Months before the news broke that the fraternity would be dissolved and lose its house, Residence Life needed to begin solving the puzzle of the overfilled residence halls on the Lawrenceville campus.
“Back in room selection in May we knew the demand for housing.” Polak said. “It was a very stressful summer.”
To alleviate the issue of lack of housing the administration began mulling over the idea of “Plan B” if PKT wasn’t going to return. Lake House could not have been inherited by a Greek organization because no one had 45 members ready and willing to move in, according to Residence Life.
In July, Residence Life gave the nod to renovate the former PKT house into a residence hall. The decision came after it was clear that the fraternity would not be returning.
In less than a month’s time Facilities Management and three outside contractors teamed up to install new dry wall, add fresh paint, and replace floors among other improvements in the building now known as Lake House.
Polak credited the administration with the idea of turning it into a transfer building and bestowing on it the title of Lake House.
Junior Victoria DiMaria, a transfer student and resident of Lake House, likes the idea of living with other transfer students.
“It’s easier to get to know people when they’re in the same situation as you,” she said. “I love that. We pretty much know everyone on the floor.”
The proximity of the Greek houses was a part of the decision to place transfer students there.
“Transfers and older students are less likely to feel pressure or to join,” Polak said. “It’s not a positive dynamic to put freshman [near] a sorority house.”
The same logic was behind the decision to place six international students, four from Austria and two from Spain, on the first floor of Phi Sigma Sigma’s house. Not only are the foreign-born students older, they aren’t very likely to join an American national sorority.
Another change to the face of Rider’s residence halls is the absence of graduate students living on campus. Once completely designated for grads, the doors of Ridge House were opened to accept undergraduates to accommodate the demand for housing.

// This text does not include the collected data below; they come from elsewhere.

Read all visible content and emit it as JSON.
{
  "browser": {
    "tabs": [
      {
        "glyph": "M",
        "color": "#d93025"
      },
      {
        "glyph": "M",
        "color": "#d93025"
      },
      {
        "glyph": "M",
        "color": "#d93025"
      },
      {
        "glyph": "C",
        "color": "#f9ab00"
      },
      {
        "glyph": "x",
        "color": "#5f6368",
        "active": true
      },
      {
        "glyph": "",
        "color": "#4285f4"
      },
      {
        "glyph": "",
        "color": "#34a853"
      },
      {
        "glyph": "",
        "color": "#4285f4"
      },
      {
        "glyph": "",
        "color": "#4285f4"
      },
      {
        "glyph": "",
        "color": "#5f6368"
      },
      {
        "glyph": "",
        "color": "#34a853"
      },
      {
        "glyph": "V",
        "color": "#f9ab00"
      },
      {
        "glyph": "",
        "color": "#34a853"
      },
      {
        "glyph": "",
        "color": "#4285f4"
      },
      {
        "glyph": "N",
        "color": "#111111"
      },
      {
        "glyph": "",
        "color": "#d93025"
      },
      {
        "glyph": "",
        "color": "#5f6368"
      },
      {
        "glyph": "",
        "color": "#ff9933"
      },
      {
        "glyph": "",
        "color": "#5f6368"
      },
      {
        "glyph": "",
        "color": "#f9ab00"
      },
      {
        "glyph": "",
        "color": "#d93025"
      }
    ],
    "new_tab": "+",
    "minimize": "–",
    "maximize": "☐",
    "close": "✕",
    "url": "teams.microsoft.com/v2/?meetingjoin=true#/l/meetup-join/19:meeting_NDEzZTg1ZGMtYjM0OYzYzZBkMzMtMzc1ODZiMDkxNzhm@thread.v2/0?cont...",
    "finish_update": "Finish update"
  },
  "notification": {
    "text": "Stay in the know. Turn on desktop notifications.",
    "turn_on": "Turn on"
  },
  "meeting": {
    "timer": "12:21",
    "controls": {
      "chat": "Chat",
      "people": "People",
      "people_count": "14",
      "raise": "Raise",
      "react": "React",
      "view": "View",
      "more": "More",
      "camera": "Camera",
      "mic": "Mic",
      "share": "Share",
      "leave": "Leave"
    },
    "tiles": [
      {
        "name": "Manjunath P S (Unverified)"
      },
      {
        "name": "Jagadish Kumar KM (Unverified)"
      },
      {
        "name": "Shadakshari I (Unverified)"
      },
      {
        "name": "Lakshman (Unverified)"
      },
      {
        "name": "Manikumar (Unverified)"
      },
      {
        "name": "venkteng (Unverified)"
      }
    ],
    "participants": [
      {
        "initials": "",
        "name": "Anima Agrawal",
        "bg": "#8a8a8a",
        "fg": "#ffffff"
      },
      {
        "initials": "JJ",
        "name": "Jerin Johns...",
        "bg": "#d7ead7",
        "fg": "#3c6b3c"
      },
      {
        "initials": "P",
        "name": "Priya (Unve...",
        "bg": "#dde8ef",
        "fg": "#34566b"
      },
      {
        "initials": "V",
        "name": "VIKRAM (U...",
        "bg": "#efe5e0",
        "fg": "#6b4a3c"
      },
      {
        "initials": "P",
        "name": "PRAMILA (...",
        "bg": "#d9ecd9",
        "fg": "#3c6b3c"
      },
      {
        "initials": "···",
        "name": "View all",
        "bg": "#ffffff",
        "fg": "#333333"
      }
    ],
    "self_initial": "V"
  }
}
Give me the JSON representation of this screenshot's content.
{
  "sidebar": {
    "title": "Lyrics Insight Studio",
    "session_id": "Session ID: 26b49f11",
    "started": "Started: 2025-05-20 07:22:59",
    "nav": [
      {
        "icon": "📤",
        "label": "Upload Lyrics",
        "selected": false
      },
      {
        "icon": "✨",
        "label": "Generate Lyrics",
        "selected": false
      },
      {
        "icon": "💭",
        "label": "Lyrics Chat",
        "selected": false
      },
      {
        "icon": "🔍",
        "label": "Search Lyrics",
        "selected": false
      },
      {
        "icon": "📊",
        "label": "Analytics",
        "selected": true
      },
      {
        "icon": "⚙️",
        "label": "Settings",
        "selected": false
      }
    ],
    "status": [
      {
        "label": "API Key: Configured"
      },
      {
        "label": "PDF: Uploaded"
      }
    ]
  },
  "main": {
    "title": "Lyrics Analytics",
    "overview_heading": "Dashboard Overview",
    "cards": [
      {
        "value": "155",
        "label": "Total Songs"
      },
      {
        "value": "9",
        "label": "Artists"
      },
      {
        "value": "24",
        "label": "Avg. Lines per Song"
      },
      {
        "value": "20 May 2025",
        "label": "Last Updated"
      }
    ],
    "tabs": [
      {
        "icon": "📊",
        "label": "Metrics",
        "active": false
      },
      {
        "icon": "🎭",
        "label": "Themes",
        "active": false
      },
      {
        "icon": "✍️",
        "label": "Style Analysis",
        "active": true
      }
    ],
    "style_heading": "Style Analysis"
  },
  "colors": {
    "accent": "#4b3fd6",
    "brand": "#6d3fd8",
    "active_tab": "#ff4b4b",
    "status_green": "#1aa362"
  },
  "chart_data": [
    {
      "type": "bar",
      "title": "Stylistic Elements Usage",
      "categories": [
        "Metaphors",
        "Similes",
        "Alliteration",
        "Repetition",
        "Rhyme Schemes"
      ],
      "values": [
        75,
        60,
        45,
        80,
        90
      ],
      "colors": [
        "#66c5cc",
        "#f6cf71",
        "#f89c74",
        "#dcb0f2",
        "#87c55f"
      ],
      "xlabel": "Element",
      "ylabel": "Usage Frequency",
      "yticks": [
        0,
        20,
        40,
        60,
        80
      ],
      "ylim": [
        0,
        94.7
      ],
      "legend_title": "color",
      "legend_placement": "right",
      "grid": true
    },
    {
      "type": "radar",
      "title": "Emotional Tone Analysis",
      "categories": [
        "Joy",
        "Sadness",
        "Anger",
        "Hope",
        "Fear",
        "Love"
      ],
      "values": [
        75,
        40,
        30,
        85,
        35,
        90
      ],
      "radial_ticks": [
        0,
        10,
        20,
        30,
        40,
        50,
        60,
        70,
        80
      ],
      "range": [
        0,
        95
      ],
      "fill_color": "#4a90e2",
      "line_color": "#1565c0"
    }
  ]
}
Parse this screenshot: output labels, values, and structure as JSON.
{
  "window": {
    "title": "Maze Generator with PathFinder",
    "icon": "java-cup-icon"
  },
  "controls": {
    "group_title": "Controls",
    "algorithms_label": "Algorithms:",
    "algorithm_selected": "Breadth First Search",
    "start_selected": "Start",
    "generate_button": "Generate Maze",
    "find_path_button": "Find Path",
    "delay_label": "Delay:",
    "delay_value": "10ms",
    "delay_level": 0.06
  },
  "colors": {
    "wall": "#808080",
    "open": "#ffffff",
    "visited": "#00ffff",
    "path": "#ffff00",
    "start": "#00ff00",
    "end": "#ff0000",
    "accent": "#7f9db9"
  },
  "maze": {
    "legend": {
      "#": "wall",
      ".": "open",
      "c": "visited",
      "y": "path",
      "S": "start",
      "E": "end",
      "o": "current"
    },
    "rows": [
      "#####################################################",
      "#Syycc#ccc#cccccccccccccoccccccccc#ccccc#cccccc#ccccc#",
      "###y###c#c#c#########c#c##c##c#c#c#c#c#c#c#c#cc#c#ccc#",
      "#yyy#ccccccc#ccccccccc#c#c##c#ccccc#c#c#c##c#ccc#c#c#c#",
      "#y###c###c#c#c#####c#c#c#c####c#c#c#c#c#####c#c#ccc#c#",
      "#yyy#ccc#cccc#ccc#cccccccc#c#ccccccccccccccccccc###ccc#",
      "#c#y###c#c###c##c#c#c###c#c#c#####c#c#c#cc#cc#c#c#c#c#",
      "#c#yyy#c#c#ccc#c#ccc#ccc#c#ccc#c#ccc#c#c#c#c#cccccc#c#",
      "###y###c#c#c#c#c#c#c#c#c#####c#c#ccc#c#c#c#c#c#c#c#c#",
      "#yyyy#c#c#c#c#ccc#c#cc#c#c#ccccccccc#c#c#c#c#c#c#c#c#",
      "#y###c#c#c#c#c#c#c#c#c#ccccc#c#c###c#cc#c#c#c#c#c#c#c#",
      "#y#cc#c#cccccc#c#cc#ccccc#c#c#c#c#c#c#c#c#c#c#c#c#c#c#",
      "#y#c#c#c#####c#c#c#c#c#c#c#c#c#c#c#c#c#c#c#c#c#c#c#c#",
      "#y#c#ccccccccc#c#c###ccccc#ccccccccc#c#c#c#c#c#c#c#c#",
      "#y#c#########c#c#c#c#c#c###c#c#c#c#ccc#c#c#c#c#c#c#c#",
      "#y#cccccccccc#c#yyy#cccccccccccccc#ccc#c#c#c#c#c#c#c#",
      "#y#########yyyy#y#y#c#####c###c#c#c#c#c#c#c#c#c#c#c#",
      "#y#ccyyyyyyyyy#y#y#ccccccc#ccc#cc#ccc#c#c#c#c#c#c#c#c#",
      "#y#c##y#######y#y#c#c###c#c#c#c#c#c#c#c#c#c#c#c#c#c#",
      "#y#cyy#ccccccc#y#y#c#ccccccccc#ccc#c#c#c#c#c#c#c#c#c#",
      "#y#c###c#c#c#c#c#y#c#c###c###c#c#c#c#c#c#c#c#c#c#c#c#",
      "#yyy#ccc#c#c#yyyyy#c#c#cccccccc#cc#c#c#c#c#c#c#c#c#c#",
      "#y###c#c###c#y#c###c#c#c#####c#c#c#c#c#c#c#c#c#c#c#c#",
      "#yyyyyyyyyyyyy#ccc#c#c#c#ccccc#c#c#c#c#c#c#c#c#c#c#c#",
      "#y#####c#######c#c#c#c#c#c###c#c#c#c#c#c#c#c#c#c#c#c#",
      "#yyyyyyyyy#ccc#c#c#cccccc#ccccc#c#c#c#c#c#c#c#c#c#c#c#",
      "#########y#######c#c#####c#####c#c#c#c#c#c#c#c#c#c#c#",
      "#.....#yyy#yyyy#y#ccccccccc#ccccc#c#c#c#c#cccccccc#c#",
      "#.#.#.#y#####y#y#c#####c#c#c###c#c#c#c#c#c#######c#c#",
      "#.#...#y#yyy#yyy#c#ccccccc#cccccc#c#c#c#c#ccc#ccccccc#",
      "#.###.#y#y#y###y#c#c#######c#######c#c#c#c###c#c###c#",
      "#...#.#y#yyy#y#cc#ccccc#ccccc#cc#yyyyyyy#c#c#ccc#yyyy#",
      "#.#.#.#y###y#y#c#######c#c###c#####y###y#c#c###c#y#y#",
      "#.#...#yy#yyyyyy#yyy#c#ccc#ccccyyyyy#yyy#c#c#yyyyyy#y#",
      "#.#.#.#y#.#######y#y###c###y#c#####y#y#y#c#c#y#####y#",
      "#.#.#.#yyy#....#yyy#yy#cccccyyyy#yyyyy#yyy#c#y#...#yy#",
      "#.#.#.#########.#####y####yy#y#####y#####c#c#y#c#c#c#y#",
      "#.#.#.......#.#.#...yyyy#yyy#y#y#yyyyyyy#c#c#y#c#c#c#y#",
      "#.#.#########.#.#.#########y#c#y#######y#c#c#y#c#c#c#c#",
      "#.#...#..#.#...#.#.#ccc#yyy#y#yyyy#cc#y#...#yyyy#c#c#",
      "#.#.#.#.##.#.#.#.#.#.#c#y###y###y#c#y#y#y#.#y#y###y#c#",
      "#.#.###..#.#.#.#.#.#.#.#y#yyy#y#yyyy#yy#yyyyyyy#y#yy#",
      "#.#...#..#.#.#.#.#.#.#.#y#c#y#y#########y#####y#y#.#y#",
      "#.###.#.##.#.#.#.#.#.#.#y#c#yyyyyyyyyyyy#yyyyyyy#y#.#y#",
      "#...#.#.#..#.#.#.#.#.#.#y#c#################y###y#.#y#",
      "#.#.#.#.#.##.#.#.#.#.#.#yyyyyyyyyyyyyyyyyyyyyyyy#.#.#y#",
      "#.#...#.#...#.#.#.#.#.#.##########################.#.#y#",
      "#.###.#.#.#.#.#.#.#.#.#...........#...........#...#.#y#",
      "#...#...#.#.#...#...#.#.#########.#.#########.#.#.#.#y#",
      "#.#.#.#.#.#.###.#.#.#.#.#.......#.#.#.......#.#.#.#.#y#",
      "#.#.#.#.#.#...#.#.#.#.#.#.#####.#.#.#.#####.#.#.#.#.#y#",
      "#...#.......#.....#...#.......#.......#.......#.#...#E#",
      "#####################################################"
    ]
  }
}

Currently, only one third of the hall’s inhabitants are graduate students, according to Residence Life.
Although only five students chose to live in Ridge House at room selection in May, the building quickly filled up with “panicky students” who were on waiting lists to live on campus, Polak said.
The next few years do not look easier for Residence Life who may have tangle with residence hall overcrowding until 2009 when new halls will be constructed, according to the University’s master plan.
Until then a task force of administrators, along with members of the Residence Hall and Student Government Associations will plan solutions and look for student input on the problem, Polak said.
Some solutions she mentioned that will be considered this year include removing fifth-year seniors and grad students (except for residence directors) from the Lawrenceville campus halls as well as having a second room selection lottery for basic housing that would endanger juniors and seniors who don’t meet deposit deadlines.